Elon Musk was with Tesla before, so betting on him is like betting on Mike Tyson with his prime.
But there are many investors despite the risk of counting someone as they fight in the Trench battle, which exceeds Wall Street's expectations.
One reason to support Musk is the Wall Street type he says he will spend more time on Tesla and less doge-ing in the White House.
Another reason is that he isn't as crazy as he can hear.
All you have to do is follow the mask's X-feed a bit and find out why he has a noticeable salience in “Crazy Elon” on Wall Street.
Yes, he's a little far away and is amazing.
Tesla makes great electric cars, even its critics acknowledge it.
Tesla stocks (with Musk's massive net worth tied up) have been causing a headache for him and longtime investors.
For starters, it's expensive.
The average PE ratio for S&P stocks is approximately 20-25 times the revenue. Tesla trades 122 times.
Price return does not tell the whole story of valuation, but it provides an absurd liveliness gauge.
This means that there are always traders looking for a reason to sell. Watching the news on TV, it seems like Tesla is on fire with another act that awakened domestic terrorism that involved masked dodges in the federal budget almost every hour.
Meanwhile, the right-handed tree-fitting customer hasn't bought an EV for the same reasons as bombing his car. A former liberal turn, Maga is an apostate of a progressive cause.

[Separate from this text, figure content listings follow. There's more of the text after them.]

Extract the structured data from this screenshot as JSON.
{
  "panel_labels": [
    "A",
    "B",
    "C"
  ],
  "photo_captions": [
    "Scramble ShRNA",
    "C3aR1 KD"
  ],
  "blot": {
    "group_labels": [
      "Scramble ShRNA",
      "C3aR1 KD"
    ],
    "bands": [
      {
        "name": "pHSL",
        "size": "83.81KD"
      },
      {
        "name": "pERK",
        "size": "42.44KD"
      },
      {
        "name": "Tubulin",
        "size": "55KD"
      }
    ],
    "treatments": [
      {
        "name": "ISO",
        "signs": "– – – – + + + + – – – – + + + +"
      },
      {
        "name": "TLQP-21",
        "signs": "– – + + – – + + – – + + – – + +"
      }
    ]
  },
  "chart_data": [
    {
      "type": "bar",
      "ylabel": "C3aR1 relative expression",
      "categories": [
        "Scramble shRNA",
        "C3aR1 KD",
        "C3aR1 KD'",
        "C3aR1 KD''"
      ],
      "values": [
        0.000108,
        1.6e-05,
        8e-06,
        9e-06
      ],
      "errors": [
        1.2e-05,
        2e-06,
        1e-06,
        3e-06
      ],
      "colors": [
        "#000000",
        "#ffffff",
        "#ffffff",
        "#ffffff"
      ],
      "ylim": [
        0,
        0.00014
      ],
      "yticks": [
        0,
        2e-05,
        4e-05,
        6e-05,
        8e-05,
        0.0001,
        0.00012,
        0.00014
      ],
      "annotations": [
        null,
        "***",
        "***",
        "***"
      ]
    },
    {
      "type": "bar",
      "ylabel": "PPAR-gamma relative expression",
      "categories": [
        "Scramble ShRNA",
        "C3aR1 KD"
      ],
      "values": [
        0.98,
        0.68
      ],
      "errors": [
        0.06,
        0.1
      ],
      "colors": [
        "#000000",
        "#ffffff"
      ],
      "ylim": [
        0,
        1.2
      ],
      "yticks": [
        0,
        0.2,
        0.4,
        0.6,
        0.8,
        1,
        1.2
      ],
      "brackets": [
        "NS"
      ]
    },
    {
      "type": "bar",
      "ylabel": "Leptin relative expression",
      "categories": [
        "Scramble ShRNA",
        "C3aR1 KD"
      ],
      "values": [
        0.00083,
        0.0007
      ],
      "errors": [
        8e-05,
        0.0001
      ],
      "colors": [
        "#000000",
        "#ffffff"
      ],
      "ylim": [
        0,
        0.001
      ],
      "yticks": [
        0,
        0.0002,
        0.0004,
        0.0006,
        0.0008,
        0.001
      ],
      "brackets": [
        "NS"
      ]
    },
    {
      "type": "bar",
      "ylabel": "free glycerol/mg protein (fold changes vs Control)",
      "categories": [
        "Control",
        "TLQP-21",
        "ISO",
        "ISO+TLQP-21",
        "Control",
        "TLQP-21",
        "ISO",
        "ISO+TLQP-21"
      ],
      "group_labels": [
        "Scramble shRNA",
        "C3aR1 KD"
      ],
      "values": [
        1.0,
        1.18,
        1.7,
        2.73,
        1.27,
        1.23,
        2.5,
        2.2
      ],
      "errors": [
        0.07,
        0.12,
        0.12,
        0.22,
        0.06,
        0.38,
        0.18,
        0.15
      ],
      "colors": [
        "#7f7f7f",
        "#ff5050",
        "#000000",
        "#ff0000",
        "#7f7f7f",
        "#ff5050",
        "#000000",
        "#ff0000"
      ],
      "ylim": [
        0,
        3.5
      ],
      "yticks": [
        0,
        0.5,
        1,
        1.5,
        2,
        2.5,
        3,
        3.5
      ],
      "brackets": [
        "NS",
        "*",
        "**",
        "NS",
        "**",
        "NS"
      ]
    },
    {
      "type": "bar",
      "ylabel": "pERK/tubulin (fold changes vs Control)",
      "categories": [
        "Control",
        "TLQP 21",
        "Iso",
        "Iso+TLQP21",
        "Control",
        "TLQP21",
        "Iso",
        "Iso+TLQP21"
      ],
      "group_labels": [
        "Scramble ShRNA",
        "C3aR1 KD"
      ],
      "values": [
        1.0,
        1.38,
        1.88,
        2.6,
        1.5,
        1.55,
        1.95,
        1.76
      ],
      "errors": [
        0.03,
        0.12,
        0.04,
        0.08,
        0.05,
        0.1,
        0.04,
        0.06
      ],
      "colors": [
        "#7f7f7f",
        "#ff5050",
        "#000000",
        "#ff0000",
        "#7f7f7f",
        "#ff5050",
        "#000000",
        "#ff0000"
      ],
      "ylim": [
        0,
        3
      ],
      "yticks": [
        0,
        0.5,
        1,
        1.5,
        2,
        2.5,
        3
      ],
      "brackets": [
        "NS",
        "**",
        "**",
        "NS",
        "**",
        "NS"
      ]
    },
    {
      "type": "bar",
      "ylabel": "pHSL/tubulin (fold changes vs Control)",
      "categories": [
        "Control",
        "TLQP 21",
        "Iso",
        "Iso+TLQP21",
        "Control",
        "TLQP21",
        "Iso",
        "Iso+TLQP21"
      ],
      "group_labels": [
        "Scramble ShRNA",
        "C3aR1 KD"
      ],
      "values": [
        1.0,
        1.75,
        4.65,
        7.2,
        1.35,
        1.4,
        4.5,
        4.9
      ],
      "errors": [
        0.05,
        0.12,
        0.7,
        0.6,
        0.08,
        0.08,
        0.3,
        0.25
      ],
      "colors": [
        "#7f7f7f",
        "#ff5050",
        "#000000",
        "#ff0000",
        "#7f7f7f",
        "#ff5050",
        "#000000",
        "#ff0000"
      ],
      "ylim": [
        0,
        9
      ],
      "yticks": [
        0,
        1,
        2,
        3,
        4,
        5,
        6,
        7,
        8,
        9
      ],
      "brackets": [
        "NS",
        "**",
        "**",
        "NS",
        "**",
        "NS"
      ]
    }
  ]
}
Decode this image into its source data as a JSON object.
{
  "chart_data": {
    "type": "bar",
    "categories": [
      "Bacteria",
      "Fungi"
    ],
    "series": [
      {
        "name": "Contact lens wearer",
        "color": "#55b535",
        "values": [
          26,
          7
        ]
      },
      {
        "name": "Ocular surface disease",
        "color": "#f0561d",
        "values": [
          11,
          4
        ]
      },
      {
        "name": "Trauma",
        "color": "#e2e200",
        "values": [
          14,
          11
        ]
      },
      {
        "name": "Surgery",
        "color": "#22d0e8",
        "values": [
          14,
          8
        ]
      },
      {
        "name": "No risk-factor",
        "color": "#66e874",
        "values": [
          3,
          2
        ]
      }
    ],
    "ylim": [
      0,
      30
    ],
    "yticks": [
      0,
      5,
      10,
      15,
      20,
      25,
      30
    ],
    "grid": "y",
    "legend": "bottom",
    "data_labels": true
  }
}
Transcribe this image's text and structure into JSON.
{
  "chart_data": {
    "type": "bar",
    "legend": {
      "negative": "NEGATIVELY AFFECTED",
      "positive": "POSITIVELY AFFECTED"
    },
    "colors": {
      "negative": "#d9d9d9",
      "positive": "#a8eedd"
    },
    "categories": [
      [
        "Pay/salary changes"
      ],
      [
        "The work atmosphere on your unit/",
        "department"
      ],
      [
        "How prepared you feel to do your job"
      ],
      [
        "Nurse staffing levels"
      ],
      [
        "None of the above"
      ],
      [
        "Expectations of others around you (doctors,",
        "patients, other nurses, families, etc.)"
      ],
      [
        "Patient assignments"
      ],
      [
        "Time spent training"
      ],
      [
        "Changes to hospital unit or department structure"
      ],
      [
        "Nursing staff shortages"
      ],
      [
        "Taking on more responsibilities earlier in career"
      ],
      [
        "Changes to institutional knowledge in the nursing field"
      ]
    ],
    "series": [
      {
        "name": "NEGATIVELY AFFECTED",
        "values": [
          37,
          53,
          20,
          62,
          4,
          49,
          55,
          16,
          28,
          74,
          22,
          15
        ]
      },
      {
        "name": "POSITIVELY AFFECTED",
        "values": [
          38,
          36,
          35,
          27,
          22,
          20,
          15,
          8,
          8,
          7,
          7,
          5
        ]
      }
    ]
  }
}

The most pressing issue of stock: investors who still love masks and his products appear to be spending day and night in the White House as President Trump's “first buddy” despite running Tesla, SpaceX, Starlink and X.
However, there are good cases where “crazy Elon” drives the towel crazy.
I covered his infamous “finance” misstep in 2018, when stock prices were also sluggish. He claimed that Tesla buyers were a significant premium at $420 per share.
There are no “safe” transactions
Then what have you started hitting the fans?
Securities regulators said he had no “safe” transactions. A regulatory problem has arisen.
All this much more hidden Tesla's problem: the smart short seller was betting on the company's survival over a massive problem with his EV production.
Musk herself admitted that Tesla was flirting with bankruptcy.
No matter what the company faces today, those days have been gone for a long time.
Certainly, stocks have fallen 34% so far, with Musk doge-ing in roughly the same period.
However, it has increased by around 45% over the past year.
It has increased by more than 1,000% since the dark day of 2018.
Dan Ives, a well-known Tesla analyst who is a stock bull, says Musk will soon focus on his dog.
Ives also loves Tesla's future. There are plans to have a more automated factory that produces cars faster, a CyberCab that will arrive next year, and a semi-truck factory that will be completed this year.
If you've followed Musk for long enough, it can be difficult to bet.